Tuesday, January 14, 2014

How to Add Suspense to Your Novel by Elizabeth Sims

 September 13, 2010, Elizabeth Sims blogged ‘How to add suspense to your novel.’ 
Dialogue that arises from action, emotion or necessity.
EXAMPLE: One of my favorite Sir Arthur Conan Doyle stories is the Sherlock Holmes novel The Valley of Fear, which is packed with textbook dialogue. Here’s the character Jack McMurdo responding with calculated disbelief to a workingman’s offhanded comment that a gang called the Scowrers is a murderous bunch. Thus he goads the man into giving him specifics:
The young man [McMurdo] stared. “Why, I am a member of that order myself.”
“You! I vould never had had you in my house if I had known it …”
“What’s wrong with the order? It’s for charity and good fellowship. The rules say so.”
“Maybe in some places. Not here!”
“What is it here?”
“It’s a murder society, that’s vat it is.”
McMurdo laughed incredulously. “How can you prove that?” he asked.
“Prove it! Are there not 50 murders to prove it? Vat about Milman and Van Shorst, and the Nicholson family. … Prove it! Is there a man or a voman in this valley vat does not know it?” …
“That’s just gossip—I want proof!” said McMurdo.
“If you live here long enough, you vill get your proof.”
Not only does this passage give McMurdo the information he’s looking for, it also advances the story in a natural way.

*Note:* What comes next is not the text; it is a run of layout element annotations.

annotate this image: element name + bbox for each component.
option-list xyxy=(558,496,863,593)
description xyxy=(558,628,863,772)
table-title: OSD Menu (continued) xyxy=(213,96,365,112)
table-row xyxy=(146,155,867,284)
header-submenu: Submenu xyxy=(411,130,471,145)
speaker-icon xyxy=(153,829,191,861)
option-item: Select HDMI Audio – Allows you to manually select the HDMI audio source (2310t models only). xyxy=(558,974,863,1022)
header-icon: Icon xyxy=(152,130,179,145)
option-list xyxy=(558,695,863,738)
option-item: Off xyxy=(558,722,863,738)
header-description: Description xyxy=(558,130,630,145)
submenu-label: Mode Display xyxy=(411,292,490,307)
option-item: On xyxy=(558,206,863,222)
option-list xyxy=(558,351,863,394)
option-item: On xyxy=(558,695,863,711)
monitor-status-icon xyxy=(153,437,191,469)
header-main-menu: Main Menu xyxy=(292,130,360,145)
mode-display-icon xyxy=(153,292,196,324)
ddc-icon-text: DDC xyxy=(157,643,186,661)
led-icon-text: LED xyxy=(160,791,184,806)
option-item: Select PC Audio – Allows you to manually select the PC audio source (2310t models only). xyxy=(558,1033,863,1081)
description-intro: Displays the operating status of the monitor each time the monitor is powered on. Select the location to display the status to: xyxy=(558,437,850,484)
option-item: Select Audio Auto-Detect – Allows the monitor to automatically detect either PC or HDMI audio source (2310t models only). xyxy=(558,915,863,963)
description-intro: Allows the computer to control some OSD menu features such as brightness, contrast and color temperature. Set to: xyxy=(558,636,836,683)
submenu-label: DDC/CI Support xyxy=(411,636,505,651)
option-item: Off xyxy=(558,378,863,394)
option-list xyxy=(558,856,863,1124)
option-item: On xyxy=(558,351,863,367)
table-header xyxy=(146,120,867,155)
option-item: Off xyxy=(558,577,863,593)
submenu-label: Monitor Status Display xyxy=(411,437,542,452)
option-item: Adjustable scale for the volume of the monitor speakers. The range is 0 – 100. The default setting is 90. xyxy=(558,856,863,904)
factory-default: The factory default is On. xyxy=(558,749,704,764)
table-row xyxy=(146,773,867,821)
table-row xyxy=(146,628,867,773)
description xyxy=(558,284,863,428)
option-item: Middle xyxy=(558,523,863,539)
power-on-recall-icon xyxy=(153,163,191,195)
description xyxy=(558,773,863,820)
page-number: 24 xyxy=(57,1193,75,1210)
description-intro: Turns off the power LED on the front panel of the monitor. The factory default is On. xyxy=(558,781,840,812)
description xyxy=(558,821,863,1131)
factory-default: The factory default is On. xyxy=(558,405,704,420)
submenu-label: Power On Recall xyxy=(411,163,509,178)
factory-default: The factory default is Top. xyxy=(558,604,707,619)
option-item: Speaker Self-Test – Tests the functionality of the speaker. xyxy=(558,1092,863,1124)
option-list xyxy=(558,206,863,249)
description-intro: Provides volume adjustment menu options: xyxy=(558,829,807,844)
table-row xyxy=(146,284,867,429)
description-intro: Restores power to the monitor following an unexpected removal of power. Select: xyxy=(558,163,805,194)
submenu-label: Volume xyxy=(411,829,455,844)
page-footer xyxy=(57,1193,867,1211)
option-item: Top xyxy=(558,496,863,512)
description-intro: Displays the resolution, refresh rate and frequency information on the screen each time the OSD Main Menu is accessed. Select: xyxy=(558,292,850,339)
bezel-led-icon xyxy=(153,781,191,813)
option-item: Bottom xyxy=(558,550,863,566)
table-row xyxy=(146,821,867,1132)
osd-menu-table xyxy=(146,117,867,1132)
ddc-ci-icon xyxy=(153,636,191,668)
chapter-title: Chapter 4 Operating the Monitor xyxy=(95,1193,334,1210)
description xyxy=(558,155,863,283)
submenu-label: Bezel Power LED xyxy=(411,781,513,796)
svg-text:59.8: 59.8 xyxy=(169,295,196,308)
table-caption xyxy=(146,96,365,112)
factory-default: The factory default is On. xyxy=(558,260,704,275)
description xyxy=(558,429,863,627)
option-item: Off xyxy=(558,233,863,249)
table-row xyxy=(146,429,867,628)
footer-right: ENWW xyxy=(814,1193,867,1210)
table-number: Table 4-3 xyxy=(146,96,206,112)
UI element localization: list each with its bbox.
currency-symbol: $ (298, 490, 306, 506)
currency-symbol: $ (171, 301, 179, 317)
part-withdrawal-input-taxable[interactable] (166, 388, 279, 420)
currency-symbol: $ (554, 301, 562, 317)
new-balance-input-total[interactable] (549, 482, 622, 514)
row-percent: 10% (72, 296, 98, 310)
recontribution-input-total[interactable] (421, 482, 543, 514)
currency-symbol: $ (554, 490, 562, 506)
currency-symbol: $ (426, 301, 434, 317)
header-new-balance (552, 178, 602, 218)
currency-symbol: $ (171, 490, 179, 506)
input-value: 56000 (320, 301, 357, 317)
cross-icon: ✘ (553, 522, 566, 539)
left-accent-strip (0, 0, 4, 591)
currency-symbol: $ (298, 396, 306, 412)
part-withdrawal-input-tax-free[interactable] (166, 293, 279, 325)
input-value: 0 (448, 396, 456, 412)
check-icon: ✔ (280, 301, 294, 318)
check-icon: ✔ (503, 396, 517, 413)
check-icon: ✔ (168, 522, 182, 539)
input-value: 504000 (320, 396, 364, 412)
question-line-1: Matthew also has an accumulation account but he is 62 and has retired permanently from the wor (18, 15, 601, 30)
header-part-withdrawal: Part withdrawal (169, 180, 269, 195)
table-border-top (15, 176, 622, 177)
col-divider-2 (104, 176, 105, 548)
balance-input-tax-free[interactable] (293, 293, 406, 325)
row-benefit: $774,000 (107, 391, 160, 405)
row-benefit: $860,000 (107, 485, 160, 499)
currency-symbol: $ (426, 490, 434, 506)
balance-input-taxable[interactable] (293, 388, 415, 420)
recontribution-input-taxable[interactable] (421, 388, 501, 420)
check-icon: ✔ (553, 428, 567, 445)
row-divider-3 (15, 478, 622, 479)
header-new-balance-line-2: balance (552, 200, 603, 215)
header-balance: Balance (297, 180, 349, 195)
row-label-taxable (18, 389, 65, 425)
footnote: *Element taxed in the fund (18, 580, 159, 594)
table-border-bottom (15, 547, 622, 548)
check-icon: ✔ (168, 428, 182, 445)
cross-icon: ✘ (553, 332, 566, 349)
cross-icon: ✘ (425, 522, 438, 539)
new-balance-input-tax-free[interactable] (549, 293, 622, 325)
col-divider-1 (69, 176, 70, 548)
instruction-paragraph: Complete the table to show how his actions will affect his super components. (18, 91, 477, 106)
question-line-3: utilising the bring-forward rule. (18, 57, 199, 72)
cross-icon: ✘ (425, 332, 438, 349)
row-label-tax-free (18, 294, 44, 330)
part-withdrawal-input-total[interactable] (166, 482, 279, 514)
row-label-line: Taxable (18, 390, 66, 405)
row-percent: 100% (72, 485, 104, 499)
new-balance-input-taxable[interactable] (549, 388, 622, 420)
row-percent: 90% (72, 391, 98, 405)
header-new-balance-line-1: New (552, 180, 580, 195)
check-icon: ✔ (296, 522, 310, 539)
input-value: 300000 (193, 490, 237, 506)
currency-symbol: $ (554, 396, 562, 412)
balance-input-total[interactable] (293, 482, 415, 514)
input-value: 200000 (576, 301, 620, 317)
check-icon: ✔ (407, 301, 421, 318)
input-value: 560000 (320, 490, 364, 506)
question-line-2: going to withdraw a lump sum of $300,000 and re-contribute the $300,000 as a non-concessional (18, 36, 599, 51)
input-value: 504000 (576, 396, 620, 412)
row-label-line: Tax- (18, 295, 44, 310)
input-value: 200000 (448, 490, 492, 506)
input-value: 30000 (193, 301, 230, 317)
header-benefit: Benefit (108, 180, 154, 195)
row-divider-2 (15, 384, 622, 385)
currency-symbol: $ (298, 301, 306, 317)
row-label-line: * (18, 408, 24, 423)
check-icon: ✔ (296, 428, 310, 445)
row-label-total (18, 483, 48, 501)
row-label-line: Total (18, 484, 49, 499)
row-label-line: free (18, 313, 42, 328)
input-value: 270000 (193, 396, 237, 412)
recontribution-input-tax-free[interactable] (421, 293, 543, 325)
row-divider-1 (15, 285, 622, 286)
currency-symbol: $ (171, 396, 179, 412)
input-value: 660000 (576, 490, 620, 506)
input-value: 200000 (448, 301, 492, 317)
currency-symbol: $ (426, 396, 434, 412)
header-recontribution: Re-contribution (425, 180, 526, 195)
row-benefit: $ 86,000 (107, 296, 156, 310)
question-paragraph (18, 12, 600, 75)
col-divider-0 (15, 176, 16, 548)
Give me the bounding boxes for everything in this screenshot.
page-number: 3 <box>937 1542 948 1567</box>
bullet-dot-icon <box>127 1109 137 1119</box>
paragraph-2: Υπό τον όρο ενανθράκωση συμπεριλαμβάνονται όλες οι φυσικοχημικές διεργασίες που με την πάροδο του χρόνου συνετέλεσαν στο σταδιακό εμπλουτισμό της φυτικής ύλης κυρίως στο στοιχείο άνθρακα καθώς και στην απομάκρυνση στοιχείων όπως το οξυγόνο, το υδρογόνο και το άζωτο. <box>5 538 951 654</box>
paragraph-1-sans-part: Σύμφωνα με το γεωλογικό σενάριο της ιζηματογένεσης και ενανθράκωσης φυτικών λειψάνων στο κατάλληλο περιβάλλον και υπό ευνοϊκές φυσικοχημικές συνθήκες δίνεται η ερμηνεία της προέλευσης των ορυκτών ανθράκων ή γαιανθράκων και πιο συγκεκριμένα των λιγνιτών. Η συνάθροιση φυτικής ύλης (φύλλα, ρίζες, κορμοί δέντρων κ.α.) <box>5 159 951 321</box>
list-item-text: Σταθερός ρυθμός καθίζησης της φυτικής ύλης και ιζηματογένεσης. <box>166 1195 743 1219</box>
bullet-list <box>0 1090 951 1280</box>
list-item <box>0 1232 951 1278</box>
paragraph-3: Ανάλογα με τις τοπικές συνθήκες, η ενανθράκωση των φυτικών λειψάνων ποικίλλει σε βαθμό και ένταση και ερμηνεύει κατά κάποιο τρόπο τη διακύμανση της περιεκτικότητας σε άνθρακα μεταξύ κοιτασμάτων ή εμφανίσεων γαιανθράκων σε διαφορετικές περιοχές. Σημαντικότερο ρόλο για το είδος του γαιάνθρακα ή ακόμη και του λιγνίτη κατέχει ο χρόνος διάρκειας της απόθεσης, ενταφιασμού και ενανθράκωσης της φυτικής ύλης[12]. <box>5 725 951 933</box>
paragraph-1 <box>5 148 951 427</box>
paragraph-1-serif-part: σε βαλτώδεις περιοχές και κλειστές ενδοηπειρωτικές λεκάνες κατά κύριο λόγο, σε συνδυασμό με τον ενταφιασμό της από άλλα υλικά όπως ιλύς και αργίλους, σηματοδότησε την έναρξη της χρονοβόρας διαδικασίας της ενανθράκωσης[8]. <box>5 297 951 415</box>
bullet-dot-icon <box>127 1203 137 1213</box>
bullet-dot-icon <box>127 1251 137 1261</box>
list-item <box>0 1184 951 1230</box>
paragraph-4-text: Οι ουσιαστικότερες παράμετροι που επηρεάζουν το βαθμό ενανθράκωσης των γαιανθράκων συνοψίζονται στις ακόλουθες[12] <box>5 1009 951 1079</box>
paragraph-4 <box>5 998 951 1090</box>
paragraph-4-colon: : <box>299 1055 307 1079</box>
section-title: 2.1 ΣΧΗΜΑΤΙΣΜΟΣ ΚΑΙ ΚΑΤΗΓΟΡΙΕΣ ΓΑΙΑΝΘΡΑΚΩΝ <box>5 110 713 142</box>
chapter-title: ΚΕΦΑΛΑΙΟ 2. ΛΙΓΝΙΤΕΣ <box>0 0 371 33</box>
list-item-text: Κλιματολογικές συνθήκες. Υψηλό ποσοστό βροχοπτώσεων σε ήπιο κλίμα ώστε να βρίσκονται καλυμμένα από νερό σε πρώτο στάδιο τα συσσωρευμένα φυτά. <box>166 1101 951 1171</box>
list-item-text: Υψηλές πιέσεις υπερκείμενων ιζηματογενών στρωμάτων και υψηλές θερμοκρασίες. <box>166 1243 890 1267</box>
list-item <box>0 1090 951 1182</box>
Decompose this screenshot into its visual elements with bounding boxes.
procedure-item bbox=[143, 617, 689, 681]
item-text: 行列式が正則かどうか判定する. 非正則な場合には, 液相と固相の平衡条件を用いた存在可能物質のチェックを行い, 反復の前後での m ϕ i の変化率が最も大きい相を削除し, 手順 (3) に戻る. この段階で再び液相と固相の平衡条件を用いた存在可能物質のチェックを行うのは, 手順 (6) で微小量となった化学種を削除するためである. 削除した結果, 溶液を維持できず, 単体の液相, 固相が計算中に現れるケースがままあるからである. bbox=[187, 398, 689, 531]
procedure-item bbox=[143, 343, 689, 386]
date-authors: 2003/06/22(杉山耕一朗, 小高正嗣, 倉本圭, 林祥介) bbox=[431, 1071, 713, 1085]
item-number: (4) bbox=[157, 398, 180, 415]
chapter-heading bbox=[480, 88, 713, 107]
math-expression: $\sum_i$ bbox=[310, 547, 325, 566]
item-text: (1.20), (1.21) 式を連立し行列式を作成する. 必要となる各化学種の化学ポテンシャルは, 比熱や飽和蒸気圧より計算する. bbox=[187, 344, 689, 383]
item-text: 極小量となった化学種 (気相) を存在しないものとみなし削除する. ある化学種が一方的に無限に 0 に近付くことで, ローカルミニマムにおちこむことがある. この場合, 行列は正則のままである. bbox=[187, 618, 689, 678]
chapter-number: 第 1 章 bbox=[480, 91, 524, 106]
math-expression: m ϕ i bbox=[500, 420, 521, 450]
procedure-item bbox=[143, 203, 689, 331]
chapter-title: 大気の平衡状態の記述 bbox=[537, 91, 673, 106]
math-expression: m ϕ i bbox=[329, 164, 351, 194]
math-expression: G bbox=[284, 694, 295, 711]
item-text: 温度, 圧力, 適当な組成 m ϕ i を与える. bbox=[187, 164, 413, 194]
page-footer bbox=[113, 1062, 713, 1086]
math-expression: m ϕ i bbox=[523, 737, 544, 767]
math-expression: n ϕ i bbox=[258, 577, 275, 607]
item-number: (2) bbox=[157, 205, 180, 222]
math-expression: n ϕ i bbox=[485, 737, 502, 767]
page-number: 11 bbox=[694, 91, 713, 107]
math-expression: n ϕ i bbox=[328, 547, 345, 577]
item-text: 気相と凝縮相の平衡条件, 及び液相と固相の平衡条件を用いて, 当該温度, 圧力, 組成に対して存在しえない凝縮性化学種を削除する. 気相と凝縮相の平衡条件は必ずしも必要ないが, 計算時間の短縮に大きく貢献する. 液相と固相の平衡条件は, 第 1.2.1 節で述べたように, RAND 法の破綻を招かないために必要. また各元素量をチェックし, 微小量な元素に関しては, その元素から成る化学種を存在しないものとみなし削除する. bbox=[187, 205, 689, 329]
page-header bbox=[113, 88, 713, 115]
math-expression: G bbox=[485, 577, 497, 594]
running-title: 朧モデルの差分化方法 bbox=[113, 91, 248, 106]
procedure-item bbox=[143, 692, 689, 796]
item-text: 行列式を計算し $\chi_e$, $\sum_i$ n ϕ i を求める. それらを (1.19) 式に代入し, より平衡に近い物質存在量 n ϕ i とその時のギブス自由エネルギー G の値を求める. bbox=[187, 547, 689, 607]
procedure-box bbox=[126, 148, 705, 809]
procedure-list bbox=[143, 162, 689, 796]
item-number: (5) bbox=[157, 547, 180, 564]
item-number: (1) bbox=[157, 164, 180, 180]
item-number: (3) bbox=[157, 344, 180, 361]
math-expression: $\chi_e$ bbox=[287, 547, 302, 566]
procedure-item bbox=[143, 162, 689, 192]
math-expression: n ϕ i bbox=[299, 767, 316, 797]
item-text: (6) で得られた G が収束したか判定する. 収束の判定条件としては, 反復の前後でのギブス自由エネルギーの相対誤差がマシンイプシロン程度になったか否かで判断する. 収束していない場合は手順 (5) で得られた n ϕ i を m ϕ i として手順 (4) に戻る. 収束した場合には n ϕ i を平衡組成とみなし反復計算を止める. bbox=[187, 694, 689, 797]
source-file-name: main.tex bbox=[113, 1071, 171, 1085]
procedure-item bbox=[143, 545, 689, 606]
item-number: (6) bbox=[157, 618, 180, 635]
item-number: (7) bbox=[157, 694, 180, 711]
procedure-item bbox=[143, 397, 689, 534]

Dialogue in which one character tells another something they both already know, just so the reader can know it as well.
We’ve all read stuff like this:
Hero: “Hurry! We’ve got to move fast!”
Sidekick: “How come?”
Hero: “Because we’ve got to sabotage that convoy!”
Sidekick: “You mean the one that’s carrying 40,000 gallons of deadly radioactive bacteria straight toward the vulnerable entry point in the New York City water system?”
Hero: “Exactly! Yes!”
Ludicrous, no?
HOW TO DO IT: Weak dialogue in mystery can often be pinned on the easy habit of telling too much too soon. Did you notice that in the above example, McMurdo learns a lot (and tells a lot about himself) simply from the way he reacts to something the other man said? Having a character make friends with another for a specific purpose can work well; the reader can pick up on the manipulation and enjoy it.
Masterful writers have long known that emotion is a great dialogue engine. When a character is outraged, or dying to get laid, or seeking pity or admiration, that’s when she might let something slip, or unleash a whole tirade, which can trigger explosive action, be it a counter-tirade from another character, violence, flight, you name it.
You can engineer a juicy hunk of dialogue by writing down the result you want, then setting up a convincing sequence of events for the characters to reach that point. Expect dialogue to be a springboard for your characters.
And finally, here’s a rule of thumb I’ve found transformative: When in doubt, cut the talk.
5. CHARACTER MOTIVATIONS - Characters motivated by almost unbearable forces.
EXAMPLE: In “The Monkey’s Paw” by W.W. Jacobs, one of the most perfect short stories ever written—and one of the scariest—maternal grief is the reason Mrs. White interferes with fate and meddles with the terrible three-wish charm.
After receiving this supposedly magic paw and wishing upon it for 200 pounds sterling, she and her husband come into the money, but they are horrified to get it as compensation for the death of their son Herbert, who is mangled to death at work. Mrs. White, deep in grief, begs her husband to wish upon the paw for their son to be alive again. He reluctantly does so. But he had seen what was left of Herbert—who has been in his grave for a week—and now something is pounding at the front door, and there’s one more wish left in the paw.
Character motivation that boils down to … not enough.
“So, exactly why is this character risking his marriage, his children and his career as a doctor by serially murdering mafia chieftains?” I once asked a student in a mentoring session.
“Um, see, he wants to keep the streets safe.”
Wanting to help strangers may be a plausible motivation for lying, but not for murder.
HOW TO DO IT: Making your characters take drastic risks is good, but this works only if their motivations are rock-solid. In fact, the biggest favor a good agent or editor or writing group will do for you is challenge your character motivations. Internal motivation can work, but external motivation is better.
For example, it’s conceivable a cop or a P.I. could risk his life to find the truth because he loves the truth—but if the truth involves finding out why his partner was murdered in cold blood, as Sam Spade felt driven to do in Dashiell Hammett’s The Maltese Falcon, now you’ve got something.
Do like Hammett did: Combine motivating factors. Not simply love, not simply money, but love and money. Hate and glory. Envy and shame. Sex and loss.
The possibilities are limitless. And, as with so many of the healthy writing choices listed above, you’ll find substantial combinations to be much more satisfying than quick and easy fixes. Feed your readers with them well, and they’ll keep coming back for more.